For as old as I am and for as sick as he was, this shouldn't be a shock. But my mind still has difficulty grasping a reality I do not want to accept. Death has such a finality about it. There are things I still want to tell him. I just want to tell him the simple things, like how my day went. I want to share my joys and sorrows, my triumphs and disasters. I still want to hear him say, "I love you, sweetheart!" or "You did a good job!" There are events I still want to share with him. I want to introduce him to the newest additions to our family that will be coming, give him a tour of our new house once we're all moved in, and hear his words of approval. There is advice I still want to glean from him as I grow my business, especially since he had such a keen business mind. But that window of opportunity, called life, is now over. He is gone. And I am ... fatherless.
Thankfully, the Bible is clear that he is not gone forever. It'll just be a little while. Dad has no more discomfort. He has no knowledge of our sorrow. He is simply asleep.

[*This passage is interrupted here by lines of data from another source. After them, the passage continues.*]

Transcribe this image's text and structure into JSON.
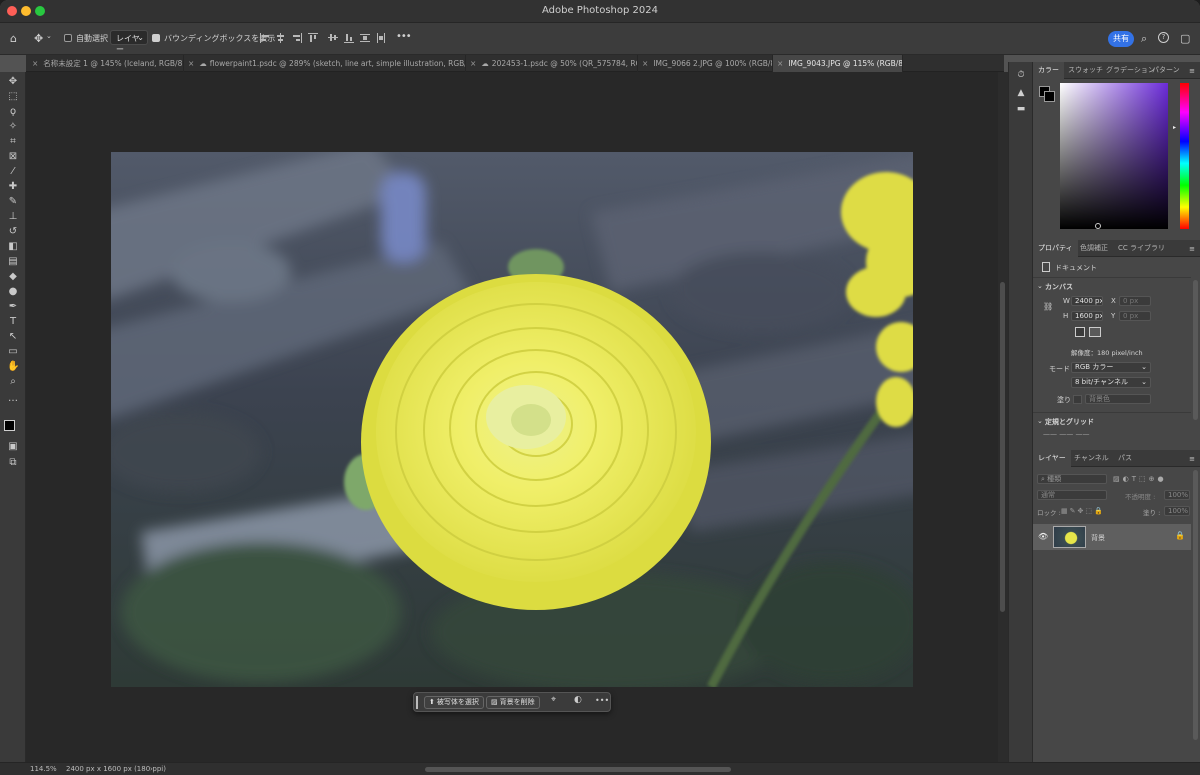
{
  "window": {
    "title": "Adobe Photoshop 2024"
  },
  "options_bar": {
    "auto_select_label": "自動選択 :",
    "auto_select_value": "レイヤー",
    "show_bbox_label": "バウンディングボックスを表示",
    "more_label": "•••",
    "share_label": "共有"
  },
  "tabs": [
    {
      "label": "名称未設定 1 @ 145% (Iceland, RGB/8) *",
      "active": false
    },
    {
      "label": "flowerpaint1.psdc @ 289% (sketch, line art, simple illustration, RGB/8#)",
      "active": false
    },
    {
      "label": "202453-1.psdc @ 50% (QR_575784, RGB/8)",
      "active": false
    },
    {
      "label": "IMG_9066 2.JPG @ 100% (RGB/8) *",
      "active": false
    },
    {
      "label": "IMG_9043.JPG @ 115% (RGB/8) *",
      "active": true
    }
  ],
  "context_bar": {
    "select_subject": "被写体を選択",
    "remove_bg": "背景を削除",
    "more": "•••"
  },
  "status": {
    "zoom": "114.5%",
    "doc_info": "2400 px x 1600 px (180 ppi)"
  },
  "color_panel": {
    "tabs": [
      "カラー",
      "スウォッチ",
      "グラデーション",
      "パターン"
    ]
  },
  "properties_panel": {
    "tabs": [
      "プロパティ",
      "色調補正",
      "CC ライブラリ"
    ],
    "doc_label": "ドキュメント",
    "canvas_section": "カンバス",
    "w_label": "W",
    "w_value": "2400 px",
    "x_label": "X",
    "x_value": "0 px",
    "h_label": "H",
    "h_value": "1600 px",
    "y_label": "Y",
    "y_value": "0 px",
    "resolution": "解像度：180 pixel/inch",
    "mode_label": "モード",
    "mode_value": "RGB カラー",
    "bit_value": "8 bit/チャンネル",
    "fill_label": "塗り",
    "fill_value": "背景色",
    "rulers_section": "定規とグリッド"
  },
  "layers_panel": {
    "tabs": [
      "レイヤー",
      "チャンネル",
      "パス"
    ],
    "search_placeholder": "種類",
    "blend_mode": "通常",
    "opacity_label": "不透明度 :",
    "opacity_value": "100%",
    "lock_label": "ロック :",
    "fill_label": "塗り :",
    "fill_value": "100%",
    "layer_name": "背景"
  },
  "colors": {
    "accent": "#3372e6",
    "photo_yellow": "#e9ea55"
  }
}
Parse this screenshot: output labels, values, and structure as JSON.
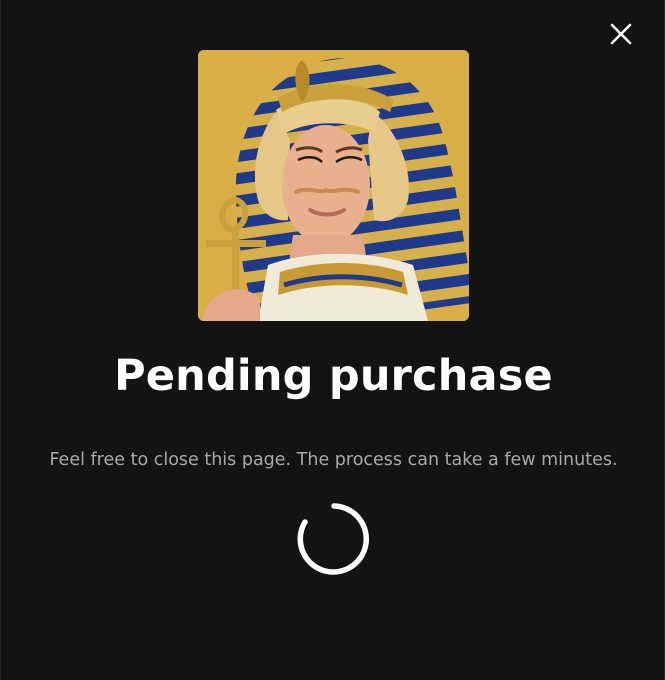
{
  "dialog": {
    "title": "Pending purchase",
    "message": "Feel free to close this page. The process can take a few minutes."
  },
  "icons": {
    "close": "close-icon",
    "loading": "loading-spinner-icon"
  },
  "colors": {
    "background": "#131313",
    "title": "#ffffff",
    "message": "#a9a9a9",
    "image_background": "#d8ae45"
  }
}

Someday, when Jesus returns to this world in all His heavenly glory, He will shout. His majestic voice will pierce through the tomb and my dad will rise from the dead. He will come out of his dusty grave healthy and vibrant with life. His congestive heart failure will be replaced with a heart that will beat throughout eternity. His stiff, weak legs that used to merely shuffle, will leap and bound with new energy. His cancer will be erased. And I will be fatherless no more.
"For the Lord himself will come down from heaven with a commanding shout, with the voice of the archangel, and with the trumpet call of God. First, the Christians who have died will rise from their graves. Then, together with them, we who are still alive and remain on the earth will be caught up in the clouds to meet the Lord in the air. Then we will be with the Lord forever." I Thessalonians 4:16-17.
Today, I mourn. I weep at the memory of the father I loved and lost. But soon, I will dry my tears and pick myself up and work again. I am not the only fatherless child on this earth and there are younger ones who need my help. Only now I can understand a little more of what it truly means to be ... fatherless.